Trying to get kids to clean is always difficult. We always recommend establishing a routine, providing positive reinforcement, and working with your kids so they feel connected as a family and not like a servant. Breaking tasks up into smaller pieces. Sometimes chore charts help. Whatever you do, try to keep it fun and not let it become a battle. These discussions always make me think how much things have changed...
"While you're there..." My mother would begin to say. These are the words that would always make me cringe. They were words associated with taking a routine cleaning task and making it into an in depth cleaning task. It didn't really matter what the routine task was originally, the add on task was often cleaning a window or vacuuming out an air vent. As near as I could tell, the only requirement of "While you're there..." was that I be in the general vicinity of the 'add-on' task. Dusting the television top would soon become, "let's move the TV, dust behind it and you might as well clean that window while you're there." I recall one time when I was asked to take out the garbage. What followed was "While you're there, you can help your father in the garden." My hopes for spending the afternoon watching the "Wide World of Sports" died on the spot. So much for not exasperating your children. Though a careful reading of that rule apparently applies to fathers, not mothers...go figure?
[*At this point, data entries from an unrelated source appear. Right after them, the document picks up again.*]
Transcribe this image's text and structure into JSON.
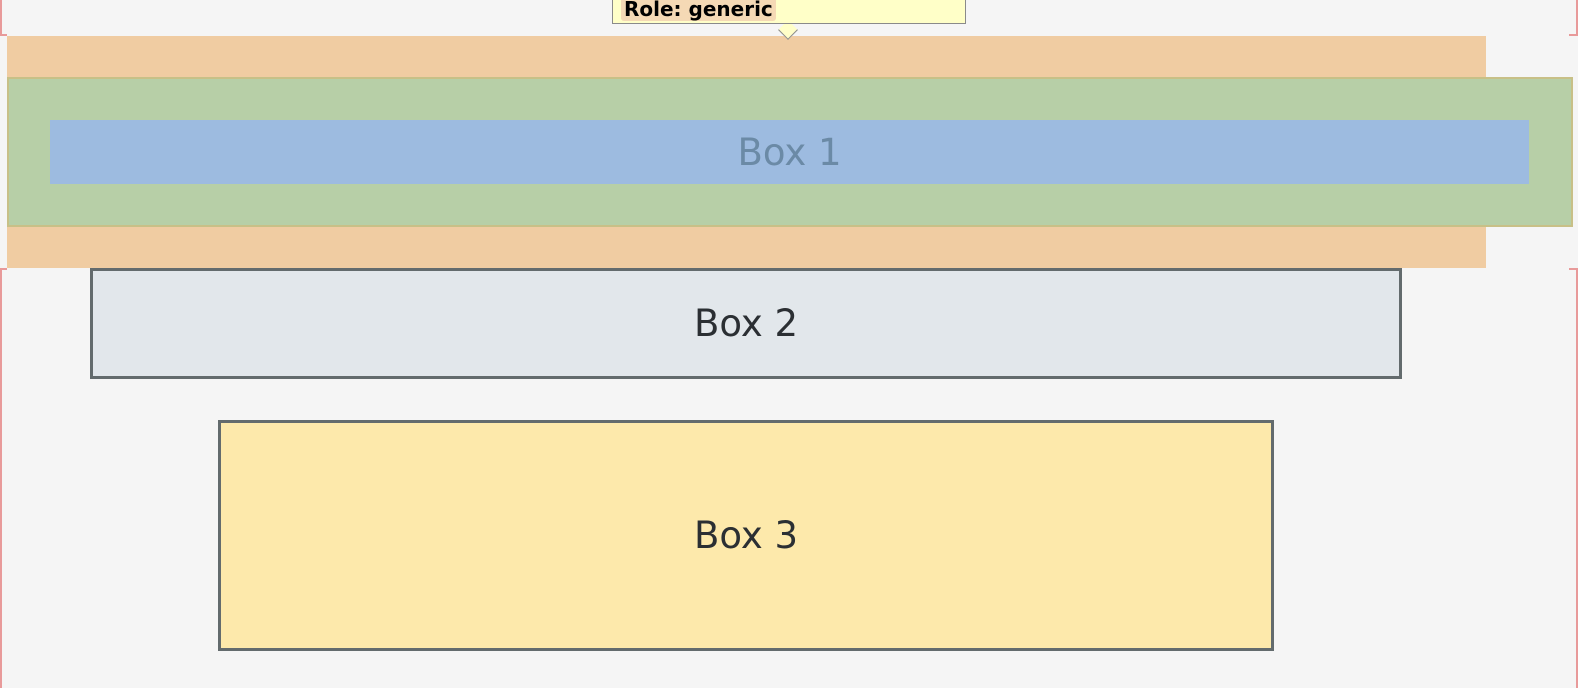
{
  "tooltip": {
    "role_text": "Role: generic"
  },
  "boxes": [
    {
      "label": "Box 1"
    },
    {
      "label": "Box 2"
    },
    {
      "label": "Box 3"
    }
  ],
  "colors": {
    "page_background": "#f5f5f5",
    "margin_highlight": "#f0cca2",
    "border_highlight": "#b7cfa7",
    "content_highlight": "#9dbbe0",
    "box2_background": "#e2e7eb",
    "box3_background": "#fde9ab",
    "box_border": "#636b6d",
    "tooltip_background": "#ffffc8"
  }
}
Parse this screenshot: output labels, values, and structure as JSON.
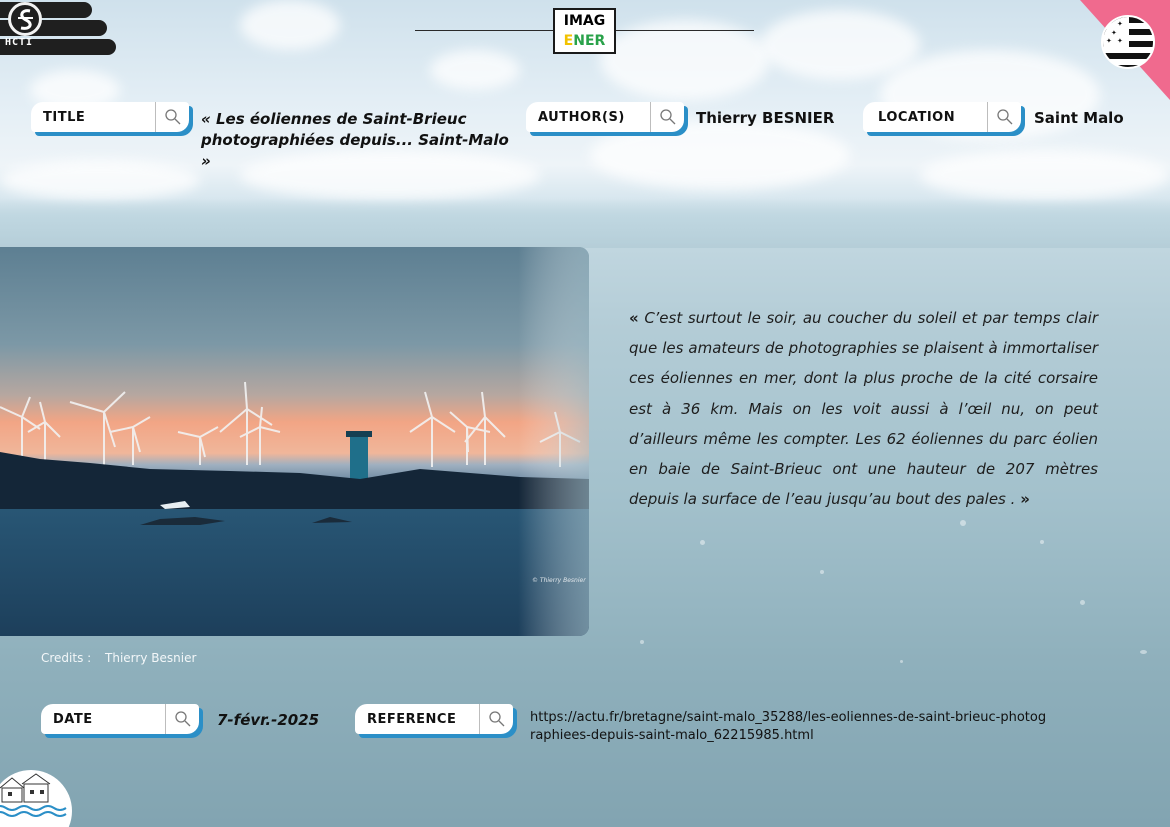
{
  "logo_left": {
    "text": "HCTI"
  },
  "brand": {
    "line1": "IMAG",
    "line2a": "E",
    "line2b": "NER"
  },
  "fields": {
    "title_label": "TITLE",
    "title_value": "« Les éoliennes de Saint-Brieuc photographiées depuis... Saint-Malo »",
    "author_label": "AUTHOR(S)",
    "author_value": "Thierry BESNIER",
    "location_label": "LOCATION",
    "location_value": "Saint Malo",
    "date_label": "DATE",
    "date_value": "7-févr.-2025",
    "reference_label": "REFERENCE",
    "reference_value": "https://actu.fr/bretagne/saint-malo_35288/les-eoliennes-de-saint-brieuc-photographiees-depuis-saint-malo_62215985.html"
  },
  "credits": {
    "label": "Credits :",
    "value": "Thierry Besnier"
  },
  "photo": {
    "watermark": "© Thierry Besnier"
  },
  "quote": {
    "open": "«",
    "text": "C’est surtout le soir, au coucher du soleil et par temps clair que les amateurs de photographies se plaisent à immortaliser ces éoliennes en mer, dont la plus proche de la cité corsaire est à 36 km. Mais on les voit aussi à l’œil nu, on peut d’ailleurs même les compter. Les 62 éoliennes du parc éolien en baie de Saint-Brieuc ont une hauteur de 207 mètres depuis la surface de l’eau jusqu’au bout des pales .",
    "close": "»"
  },
  "icons": [
    "search-icon",
    "brittany-flag-icon",
    "hcti-logo-icon",
    "village-logo-icon"
  ]
}
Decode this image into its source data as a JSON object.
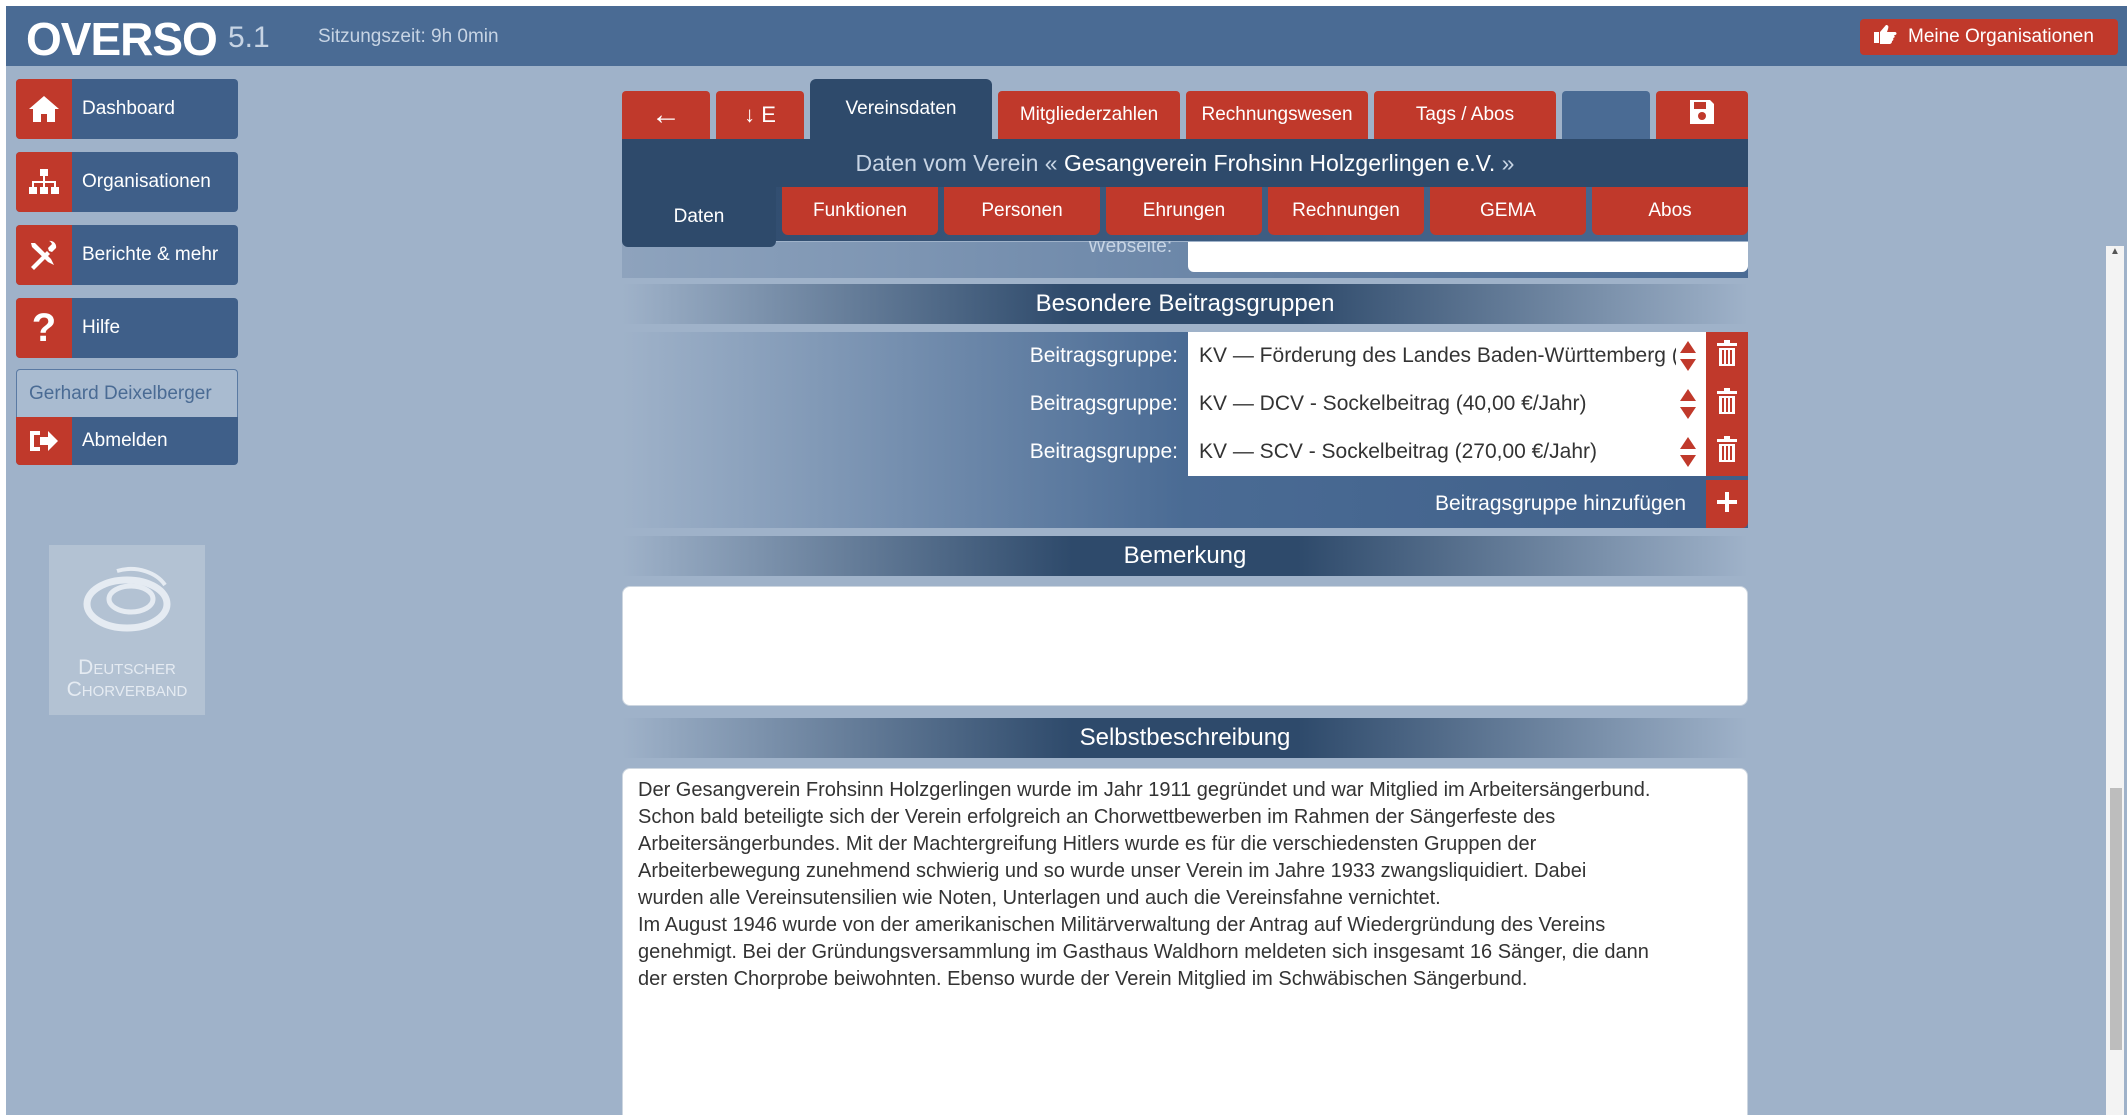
{
  "app": {
    "logo": "OVERSO",
    "version": "5.1",
    "session": "Sitzungszeit: 9h 0min",
    "orgs_button": "Meine Organisationen"
  },
  "sidebar": {
    "items": [
      {
        "label": "Dashboard",
        "icon": "home-icon"
      },
      {
        "label": "Organisationen",
        "icon": "sitemap-icon"
      },
      {
        "label": "Berichte & mehr",
        "icon": "tools-icon"
      },
      {
        "label": "Hilfe",
        "icon": "question-icon"
      }
    ],
    "user": "Gerhard Deixelberger",
    "logout": "Abmelden",
    "partner_logo_line1": "Deutscher",
    "partner_logo_line2": "Chorverband"
  },
  "tabs": {
    "back": "←",
    "sort": "↓ E",
    "items": [
      "Vereinsdaten",
      "Mitgliederzahlen",
      "Rechnungswesen",
      "Tags / Abos"
    ],
    "active": "Vereinsdaten"
  },
  "header": {
    "prefix": "Daten vom Verein «",
    "name": "Gesangverein Frohsinn Holzgerlingen e.V.",
    "suffix": "»"
  },
  "subtabs": {
    "items": [
      "Daten",
      "Funktionen",
      "Personen",
      "Ehrungen",
      "Rechnungen",
      "GEMA",
      "Abos"
    ],
    "active": "Daten"
  },
  "form": {
    "website_label": "Webseite:",
    "groups_title": "Besondere Beitragsgruppen",
    "group_label": "Beitragsgruppe:",
    "groups": [
      "KV — Förderung des Landes Baden-Württemberg (",
      "KV — DCV - Sockelbeitrag (40,00 €/Jahr)",
      "KV — SCV - Sockelbeitrag (270,00 €/Jahr)"
    ],
    "add_group": "Beitragsgruppe hinzufügen",
    "remark_title": "Bemerkung",
    "remark_value": "",
    "description_title": "Selbstbeschreibung",
    "description_value": "Der Gesangverein Frohsinn Holzgerlingen wurde im Jahr 1911 gegründet und war Mitglied im Arbeitersängerbund.\nSchon bald beteiligte sich der Verein erfolgreich an Chorwettbewerben im Rahmen der Sängerfeste des\nArbeitersängerbundes. Mit der Machtergreifung Hitlers wurde es für die verschiedensten Gruppen der\nArbeiterbewegung zunehmend schwierig und so wurde unser Verein im Jahre 1933 zwangsliquidiert. Dabei\nwurden alle Vereinsutensilien wie Noten, Unterlagen und auch die Vereinsfahne vernichtet.\nIm August 1946 wurde von der amerikanischen Militärverwaltung der Antrag auf Wiedergründung des Vereins\ngenehmigt. Bei der Gründungsversammlung im Gasthaus Waldhorn meldeten sich insgesamt 16 Sänger, die dann\nder ersten Chorprobe beiwohnten. Ebenso wurde der Verein Mitglied im Schwäbischen Sängerbund."
  },
  "colors": {
    "topbar": "#4a6b94",
    "background": "#9fb2c9",
    "accent_red": "#c0392b",
    "dark_blue": "#2e4a6b"
  }
}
My mother wasn't an expert cleaner, though she seemed determined to make me one. She was however, excellent at organizing. She could organize all of my siblings, my father (no easy task there!), do in depth cleaning herself, find time to inspect our work and with impeccable timing, always sense when we were about to say good enough and interrupt it with "While you are there". This was a process we repeated every Saturday. Saturday's became a symphony that began with a fairly simple chore and progressed into a chorus of "While you are there's accompanied by the 8 track recording of Henri Mancini's "Baby Elephant Walk" and resolving into Harper Valley PTA or Leapin Lee's "Little Arrows." Around 5 pm or so the symphony would decrescendo into a routine of showers and supper accompanied by Lawrence Welk, Wild Kingdom and climatically finish with Hee Haw. I was never quite sure how cleaning always ended up being bed time but it always did.
A common difficulty for parents of kids with ADHD is to help their kids stay on task. There are a few simple rules but the reality is that it is hard work for the parents to help ADHD kids develop self esteem and pride in their cleaning and organizing skills. One piece of advice is to break the task down into simple steps. A second piece of advice is to recognize that ADHD kids can get obsessed with minutiae that is interesting to them such as lining up their matchbox cars and then lose interest in cleaning by the time they get to picking up their laundry. "But Mom I've been cleaning for hours" they will say, and the inevitable response follows, "No you have been playing for hours." Let's face it, you need to help them organize the task so they work big to little. Start with three big tasks 1) pick up all the clothes off the floor in your room, on the closet floor and under your bed and put them in the laundry. 2) Make your bed. 3) Put all the toys that are out into a box. Once that is done you can then start putting the toys away and organize them as much as you want.